The country needs a lot more Mitch Danielses. It’s a shame that he didn’t run in 2008.
[Update late evening]
First link was broken. Fixed now. Sorry!
Independence
And a century and a half ago, along with the celebration of the 87th anniversary of the signing, the Union was celebrating the defeat of Lee’s Army of Northern Virginia the previous day at Gettysburg, and the fall of Vicksburg to Grant in the west. The southern cause’s fate was sealed.
Pickett’s Charge
Some thoughts on the 150th anniversary of the victory. I hadn’t realized that there was even a controversy about whose fault the loss was. I’d always thought it was clear that it was ultimately Lee’s responsibility — he ordered the charge — though having better information from Stuart might have resulted in different decisions on his part. I think that, after his previous string of victories, he’d grown overconfident, and was overcome with hubris.
Also, a bonus link to libertarian perspectives on the war. I’ve always thought that the tragedy of the war was that states rights were so damaged because the southern states chose to use them to defend slavery.

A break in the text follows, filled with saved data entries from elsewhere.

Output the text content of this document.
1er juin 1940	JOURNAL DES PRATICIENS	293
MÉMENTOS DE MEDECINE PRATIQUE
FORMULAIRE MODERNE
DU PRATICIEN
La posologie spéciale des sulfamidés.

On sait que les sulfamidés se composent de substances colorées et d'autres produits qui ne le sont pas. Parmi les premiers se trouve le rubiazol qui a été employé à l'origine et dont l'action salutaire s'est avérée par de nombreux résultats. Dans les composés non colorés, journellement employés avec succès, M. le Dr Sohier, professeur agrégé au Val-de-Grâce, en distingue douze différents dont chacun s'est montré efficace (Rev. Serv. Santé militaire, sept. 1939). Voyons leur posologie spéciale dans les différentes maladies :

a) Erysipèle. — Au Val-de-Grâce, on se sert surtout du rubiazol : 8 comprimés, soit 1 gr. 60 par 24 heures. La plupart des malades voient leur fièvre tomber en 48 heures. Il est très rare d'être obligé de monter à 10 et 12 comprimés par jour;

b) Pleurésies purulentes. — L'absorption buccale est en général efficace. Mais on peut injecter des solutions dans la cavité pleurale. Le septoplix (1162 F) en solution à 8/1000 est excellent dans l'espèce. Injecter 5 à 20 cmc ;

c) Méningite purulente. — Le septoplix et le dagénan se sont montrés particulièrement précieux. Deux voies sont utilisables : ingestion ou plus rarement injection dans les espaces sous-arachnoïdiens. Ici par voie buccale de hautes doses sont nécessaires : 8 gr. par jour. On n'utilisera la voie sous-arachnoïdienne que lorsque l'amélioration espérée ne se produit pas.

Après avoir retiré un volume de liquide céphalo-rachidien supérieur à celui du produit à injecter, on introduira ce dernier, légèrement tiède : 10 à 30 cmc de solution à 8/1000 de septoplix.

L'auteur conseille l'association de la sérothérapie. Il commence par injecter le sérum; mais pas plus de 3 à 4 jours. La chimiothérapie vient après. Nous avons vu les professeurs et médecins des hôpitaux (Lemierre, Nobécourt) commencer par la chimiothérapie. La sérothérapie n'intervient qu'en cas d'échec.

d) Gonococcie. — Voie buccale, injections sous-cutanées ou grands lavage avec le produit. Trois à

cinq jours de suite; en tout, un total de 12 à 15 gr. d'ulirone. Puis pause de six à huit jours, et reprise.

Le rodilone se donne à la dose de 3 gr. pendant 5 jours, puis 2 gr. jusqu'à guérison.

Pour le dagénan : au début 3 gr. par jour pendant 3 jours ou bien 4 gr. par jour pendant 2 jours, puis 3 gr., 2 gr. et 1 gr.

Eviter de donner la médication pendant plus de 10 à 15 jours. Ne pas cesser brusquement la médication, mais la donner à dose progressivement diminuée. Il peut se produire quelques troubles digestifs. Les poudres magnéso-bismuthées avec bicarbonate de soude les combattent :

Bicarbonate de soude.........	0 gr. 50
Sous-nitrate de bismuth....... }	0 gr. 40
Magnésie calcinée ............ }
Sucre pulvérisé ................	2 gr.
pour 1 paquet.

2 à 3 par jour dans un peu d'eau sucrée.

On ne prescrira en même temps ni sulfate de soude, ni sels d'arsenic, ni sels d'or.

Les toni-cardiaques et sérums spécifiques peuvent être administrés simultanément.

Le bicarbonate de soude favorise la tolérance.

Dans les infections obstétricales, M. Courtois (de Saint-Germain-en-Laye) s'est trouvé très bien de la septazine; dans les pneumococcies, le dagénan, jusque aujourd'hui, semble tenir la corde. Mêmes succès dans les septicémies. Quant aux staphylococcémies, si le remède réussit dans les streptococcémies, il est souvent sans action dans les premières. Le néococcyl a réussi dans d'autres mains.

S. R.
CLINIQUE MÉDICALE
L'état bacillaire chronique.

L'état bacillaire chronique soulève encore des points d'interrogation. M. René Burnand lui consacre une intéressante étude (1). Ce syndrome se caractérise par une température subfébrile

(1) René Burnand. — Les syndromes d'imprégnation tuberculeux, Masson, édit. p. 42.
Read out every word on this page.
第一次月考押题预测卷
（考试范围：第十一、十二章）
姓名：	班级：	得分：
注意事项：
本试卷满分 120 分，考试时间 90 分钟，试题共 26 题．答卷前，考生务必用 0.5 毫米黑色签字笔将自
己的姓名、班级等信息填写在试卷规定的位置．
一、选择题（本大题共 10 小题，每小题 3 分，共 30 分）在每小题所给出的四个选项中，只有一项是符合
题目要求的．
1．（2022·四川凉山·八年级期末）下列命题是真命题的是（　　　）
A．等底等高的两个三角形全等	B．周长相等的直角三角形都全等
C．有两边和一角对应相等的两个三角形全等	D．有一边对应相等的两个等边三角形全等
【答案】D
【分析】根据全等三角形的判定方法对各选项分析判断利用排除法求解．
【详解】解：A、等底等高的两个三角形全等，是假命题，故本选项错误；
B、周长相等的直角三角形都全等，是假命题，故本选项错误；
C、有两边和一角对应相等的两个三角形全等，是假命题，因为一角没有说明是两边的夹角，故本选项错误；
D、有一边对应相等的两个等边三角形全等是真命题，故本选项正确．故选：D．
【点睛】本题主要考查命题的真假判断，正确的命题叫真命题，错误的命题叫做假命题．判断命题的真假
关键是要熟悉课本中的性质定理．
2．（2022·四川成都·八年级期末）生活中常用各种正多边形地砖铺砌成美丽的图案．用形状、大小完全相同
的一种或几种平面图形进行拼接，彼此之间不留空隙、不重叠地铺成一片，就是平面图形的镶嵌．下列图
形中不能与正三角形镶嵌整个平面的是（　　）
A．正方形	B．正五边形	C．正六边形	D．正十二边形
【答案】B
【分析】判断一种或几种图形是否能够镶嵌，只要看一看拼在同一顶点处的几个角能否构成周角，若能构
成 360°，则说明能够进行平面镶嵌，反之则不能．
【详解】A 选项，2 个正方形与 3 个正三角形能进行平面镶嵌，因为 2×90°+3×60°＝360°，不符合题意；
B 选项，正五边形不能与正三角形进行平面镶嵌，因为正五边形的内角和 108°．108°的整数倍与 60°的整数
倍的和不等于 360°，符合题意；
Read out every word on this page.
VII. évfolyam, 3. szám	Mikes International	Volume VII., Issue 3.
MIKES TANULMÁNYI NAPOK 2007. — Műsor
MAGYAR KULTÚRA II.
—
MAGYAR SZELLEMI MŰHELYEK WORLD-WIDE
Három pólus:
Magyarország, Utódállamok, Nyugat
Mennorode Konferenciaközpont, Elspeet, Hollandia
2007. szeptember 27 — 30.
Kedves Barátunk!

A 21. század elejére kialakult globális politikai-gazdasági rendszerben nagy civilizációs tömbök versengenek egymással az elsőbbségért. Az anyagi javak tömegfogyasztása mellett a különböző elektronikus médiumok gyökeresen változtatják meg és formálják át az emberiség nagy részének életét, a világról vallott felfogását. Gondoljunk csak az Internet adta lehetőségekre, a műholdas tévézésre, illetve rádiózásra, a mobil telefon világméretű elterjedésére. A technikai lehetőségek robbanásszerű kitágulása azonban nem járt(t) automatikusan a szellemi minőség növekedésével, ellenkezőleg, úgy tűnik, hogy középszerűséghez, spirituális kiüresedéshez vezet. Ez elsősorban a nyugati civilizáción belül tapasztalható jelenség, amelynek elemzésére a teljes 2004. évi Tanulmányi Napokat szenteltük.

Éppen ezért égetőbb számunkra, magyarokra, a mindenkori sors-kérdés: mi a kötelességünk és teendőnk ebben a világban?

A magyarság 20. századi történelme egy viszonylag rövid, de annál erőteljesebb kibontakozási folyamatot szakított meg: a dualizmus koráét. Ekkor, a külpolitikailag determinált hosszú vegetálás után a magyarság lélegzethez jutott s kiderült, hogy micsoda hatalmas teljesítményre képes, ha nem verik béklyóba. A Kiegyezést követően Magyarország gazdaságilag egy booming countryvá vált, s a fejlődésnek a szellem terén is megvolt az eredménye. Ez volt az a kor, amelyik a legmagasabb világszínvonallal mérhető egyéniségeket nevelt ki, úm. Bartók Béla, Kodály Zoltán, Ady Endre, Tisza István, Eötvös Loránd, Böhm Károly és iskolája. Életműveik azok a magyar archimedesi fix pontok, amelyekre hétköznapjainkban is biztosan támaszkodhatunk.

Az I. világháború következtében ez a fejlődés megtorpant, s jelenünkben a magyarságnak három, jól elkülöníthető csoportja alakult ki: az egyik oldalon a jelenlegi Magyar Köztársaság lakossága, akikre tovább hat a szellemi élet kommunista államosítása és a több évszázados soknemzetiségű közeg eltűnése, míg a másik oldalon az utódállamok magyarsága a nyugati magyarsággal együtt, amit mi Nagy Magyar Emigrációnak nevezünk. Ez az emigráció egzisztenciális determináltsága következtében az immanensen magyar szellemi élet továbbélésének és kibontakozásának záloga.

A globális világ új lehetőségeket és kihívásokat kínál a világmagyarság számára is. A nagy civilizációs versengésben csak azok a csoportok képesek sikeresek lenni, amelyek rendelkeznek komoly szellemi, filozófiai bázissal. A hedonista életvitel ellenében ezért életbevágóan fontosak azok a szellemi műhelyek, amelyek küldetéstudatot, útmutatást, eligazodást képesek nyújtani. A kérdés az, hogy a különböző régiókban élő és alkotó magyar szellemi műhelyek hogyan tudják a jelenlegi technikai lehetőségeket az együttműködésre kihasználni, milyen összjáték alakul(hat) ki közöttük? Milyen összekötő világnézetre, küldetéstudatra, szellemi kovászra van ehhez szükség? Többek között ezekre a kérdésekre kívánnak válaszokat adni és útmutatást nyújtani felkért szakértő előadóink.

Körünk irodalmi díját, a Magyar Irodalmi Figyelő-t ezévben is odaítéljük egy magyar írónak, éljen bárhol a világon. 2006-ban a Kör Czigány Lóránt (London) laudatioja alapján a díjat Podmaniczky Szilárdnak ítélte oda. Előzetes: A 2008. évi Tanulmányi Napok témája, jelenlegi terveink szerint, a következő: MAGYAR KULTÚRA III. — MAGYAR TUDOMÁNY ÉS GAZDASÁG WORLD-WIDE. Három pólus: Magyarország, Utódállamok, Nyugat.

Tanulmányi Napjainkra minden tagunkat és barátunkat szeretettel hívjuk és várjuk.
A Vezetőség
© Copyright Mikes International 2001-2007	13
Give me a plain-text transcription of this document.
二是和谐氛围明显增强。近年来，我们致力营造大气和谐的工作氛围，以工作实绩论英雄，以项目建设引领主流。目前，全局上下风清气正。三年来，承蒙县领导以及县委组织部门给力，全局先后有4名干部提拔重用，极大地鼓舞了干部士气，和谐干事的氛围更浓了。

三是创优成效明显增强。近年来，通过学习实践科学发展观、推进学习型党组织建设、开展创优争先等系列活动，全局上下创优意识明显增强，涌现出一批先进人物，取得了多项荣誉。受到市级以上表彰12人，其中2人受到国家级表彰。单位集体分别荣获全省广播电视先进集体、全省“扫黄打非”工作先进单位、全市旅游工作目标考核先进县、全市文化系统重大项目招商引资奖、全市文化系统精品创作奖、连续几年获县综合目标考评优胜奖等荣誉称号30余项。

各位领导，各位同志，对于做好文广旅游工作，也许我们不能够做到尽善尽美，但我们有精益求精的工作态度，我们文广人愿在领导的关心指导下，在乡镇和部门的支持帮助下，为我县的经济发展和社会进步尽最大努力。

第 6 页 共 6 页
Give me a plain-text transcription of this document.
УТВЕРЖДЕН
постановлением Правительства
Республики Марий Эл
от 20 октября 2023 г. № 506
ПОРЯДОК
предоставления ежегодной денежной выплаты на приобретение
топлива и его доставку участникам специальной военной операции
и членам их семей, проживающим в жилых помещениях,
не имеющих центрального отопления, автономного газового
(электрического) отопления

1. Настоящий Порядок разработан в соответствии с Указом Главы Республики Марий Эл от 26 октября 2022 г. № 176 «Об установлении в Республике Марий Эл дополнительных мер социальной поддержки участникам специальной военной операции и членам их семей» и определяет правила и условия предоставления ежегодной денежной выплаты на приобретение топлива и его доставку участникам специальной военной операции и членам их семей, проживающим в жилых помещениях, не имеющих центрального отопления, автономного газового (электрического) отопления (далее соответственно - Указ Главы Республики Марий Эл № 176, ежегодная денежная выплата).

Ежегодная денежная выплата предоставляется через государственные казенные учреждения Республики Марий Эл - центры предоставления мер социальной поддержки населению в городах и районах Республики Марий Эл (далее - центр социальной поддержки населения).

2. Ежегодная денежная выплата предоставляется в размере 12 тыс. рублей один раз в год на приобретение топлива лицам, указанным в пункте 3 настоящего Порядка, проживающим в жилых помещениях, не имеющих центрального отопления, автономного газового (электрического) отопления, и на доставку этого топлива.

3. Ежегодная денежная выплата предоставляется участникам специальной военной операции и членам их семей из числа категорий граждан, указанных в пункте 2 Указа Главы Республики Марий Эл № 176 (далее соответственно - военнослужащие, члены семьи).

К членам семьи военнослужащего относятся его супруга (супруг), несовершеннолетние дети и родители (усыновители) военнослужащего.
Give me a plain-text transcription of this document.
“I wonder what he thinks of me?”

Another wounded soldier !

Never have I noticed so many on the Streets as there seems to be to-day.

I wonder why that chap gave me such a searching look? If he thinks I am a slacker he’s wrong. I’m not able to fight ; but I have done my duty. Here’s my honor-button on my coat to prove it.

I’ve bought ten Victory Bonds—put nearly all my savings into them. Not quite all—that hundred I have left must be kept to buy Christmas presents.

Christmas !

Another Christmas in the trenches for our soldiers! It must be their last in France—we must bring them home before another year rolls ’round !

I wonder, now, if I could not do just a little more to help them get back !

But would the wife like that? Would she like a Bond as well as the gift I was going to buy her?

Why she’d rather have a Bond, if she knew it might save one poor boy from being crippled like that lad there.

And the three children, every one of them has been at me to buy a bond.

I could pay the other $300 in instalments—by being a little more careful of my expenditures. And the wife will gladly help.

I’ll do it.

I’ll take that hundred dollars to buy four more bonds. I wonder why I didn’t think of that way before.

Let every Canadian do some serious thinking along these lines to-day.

[Update a few minutes later]
How not to remember Gettysburg:
What, one must say, led this prolific best-selling writer to think anyone concerned with the meaning of Gettysburg would give a damn about where she and her husband slept when they were overnight guests at the White House? I was waiting to hear her say that, unlike others, she didn’t have to pay for the honor. And anyone who read her Dartmouth commencement address already knew this story.
As a historian, Kearns Goodwin should know that history is the means by which we, as a people, learn about our country’s past — how our ancestors took risks and measures that made the United States the hope of the world and created the great republic in which we now live and breathe as free men and women. Instead, Kearns Goodwin used the occasion of the 150th anniversary of the most important battle held on our own land to talk about herself, and the would-be greatness of the contemporary liberals she holds in esteem.
No less than what I would have expected.
Little Round Top
Gouverneur K. Warren and Joshua Chamberlain probably saved the Union from defeat in the battle, and perhaps the war itself, a hundred and fifty years ago today.